# Where Can I Find Average Baby Hedghie Weight Info?



## PintoPrincess2 (Apr 5, 2011)

Where can I find info about what a normal weight range is for baby hedgies? I have three at the moment, one leaving Friday, will also be 7 weeks on Friday. The one leaving weighs 208 Grams, she looks healthy and is proportioned perfectly. Clover is the smaller one of the bunch, has been since they were born. Petite is the perfect work to explain it; she also is proportioned well too. On Tuesday she wrighed 190g but she has obviosuly gained a little wieght since ( I took her out this morning and it's like she grew overnight!  ) The boy is, in my opinion, a hedgie we will probably have to moniter wieght wise as he gets older. He is the biggest of the three ( besides mom) and weighed 216g are these normal weights? The are all eating and drinking great on their own and have been steadily gaining weight since being away from mom. Mom I think might have to go on a diet she weighed in at 411g . She did have babies not long ago but she does look a little on the chunky side... dont let her I said that!  Just kidding. Any input would be appreciated. If they are on the chunky side could it be i'm giving them too many treats? They get mealies about every other day and I was told to allow the babies a plentiful amount of food consistently throughout the day.


----------



## Nancy (Aug 22, 2008)

75g to 350 or more.

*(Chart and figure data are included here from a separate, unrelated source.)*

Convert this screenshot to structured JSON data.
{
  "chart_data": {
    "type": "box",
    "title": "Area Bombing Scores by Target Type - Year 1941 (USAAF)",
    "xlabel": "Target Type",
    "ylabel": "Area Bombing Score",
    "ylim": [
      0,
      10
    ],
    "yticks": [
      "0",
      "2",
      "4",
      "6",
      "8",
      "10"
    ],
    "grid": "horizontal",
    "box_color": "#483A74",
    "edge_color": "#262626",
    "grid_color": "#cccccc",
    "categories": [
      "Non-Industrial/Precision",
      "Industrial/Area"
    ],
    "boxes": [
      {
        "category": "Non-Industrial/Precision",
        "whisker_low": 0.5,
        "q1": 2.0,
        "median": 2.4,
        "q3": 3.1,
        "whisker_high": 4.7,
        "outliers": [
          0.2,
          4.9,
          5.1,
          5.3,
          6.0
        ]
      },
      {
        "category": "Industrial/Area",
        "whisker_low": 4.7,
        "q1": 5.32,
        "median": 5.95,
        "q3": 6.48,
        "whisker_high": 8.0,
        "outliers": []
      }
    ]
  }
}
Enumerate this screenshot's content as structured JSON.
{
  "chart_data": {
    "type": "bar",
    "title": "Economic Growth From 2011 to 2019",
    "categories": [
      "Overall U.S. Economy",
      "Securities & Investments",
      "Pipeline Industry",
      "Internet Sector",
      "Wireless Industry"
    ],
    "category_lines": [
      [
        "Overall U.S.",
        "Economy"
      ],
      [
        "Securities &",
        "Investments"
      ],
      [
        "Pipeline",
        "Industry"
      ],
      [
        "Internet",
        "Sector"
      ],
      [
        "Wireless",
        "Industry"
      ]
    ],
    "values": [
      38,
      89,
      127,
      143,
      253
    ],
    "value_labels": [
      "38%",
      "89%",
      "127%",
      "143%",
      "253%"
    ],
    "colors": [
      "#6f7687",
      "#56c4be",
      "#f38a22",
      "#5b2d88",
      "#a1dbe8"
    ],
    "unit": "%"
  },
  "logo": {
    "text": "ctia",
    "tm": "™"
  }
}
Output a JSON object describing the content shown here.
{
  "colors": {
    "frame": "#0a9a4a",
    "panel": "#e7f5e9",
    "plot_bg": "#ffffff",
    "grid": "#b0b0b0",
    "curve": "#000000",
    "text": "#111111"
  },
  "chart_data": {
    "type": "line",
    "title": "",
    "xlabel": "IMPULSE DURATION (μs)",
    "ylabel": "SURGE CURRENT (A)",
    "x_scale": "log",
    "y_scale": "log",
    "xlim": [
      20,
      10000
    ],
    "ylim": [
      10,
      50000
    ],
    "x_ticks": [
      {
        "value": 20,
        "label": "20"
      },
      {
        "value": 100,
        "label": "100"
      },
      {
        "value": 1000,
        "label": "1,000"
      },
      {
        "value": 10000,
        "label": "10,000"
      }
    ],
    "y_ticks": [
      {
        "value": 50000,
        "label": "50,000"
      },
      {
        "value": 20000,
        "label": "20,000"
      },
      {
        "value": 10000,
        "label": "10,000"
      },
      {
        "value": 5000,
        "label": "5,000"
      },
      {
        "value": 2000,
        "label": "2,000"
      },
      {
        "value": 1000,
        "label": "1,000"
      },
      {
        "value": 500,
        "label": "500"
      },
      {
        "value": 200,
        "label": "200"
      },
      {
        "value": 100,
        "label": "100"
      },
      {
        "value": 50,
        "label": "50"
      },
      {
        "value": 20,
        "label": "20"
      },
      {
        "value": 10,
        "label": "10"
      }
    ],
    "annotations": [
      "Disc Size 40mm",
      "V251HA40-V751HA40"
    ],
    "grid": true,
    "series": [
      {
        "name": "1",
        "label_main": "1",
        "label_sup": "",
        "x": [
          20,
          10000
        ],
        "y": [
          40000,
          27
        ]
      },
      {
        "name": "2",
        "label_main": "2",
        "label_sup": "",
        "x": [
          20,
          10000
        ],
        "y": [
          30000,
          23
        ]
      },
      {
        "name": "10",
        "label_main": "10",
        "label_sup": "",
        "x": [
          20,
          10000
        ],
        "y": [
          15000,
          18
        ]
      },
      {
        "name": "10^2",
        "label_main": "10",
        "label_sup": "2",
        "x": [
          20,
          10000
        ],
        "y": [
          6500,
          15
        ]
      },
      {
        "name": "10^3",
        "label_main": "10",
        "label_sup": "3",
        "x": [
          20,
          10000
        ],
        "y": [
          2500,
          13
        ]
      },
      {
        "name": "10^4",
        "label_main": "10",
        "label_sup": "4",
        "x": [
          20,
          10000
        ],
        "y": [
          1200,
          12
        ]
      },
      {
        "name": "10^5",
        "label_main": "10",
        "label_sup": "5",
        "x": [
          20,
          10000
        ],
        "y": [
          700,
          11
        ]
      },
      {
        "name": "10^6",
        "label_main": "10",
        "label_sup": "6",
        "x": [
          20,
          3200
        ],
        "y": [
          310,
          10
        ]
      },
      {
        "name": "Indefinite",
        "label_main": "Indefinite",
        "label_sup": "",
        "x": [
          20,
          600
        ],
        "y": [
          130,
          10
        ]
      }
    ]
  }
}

In other words, there is no normal weight for 7 weeks old. Babies are all different sizes. :lol:


----------



## PintoPrincess2 (Apr 5, 2011)

Seems that way; All three are different; it was cute when the were littler and you put them smallest to biggest... they looked like a little row of ducklings. Mom could use a little more excercise; she has a little roll on each thigh, we noticed it this week!  She is outgrowing her wheel so I had to order her a new one, should be here soon.Can't wait we also ordered the babies new cages, 8 Sq ft so they will have plenty of room! It's funny I am excited about decorating each of them! Hitting Walmart this weekend for new fleece patterns for lines. Also where can I get the coroplast I hear eveyone talking about? What is it's main purpose?


----------



## pooka dotted (Jan 5, 2011)

You can get coroplast usually at any hardware store, or a sign shop. I got mine at RONA but if you dont live in canada i'm not sure where you'd get it.


----------



## Ophelia (Dec 10, 2010)

Also, if you live in a smallish town and still can't find it, ask your local convenience store if you can have their corrugated plastic signs they throw away when they're done. I'm all about recycling, and there are no sign shops or anything in my town, so this is a great alternative! Especially since it's free.  

Also, it's used to keep the hedgies in, and so that they aren't tempted to scale the walls (though some will still try to escape so always use a lid. )


----------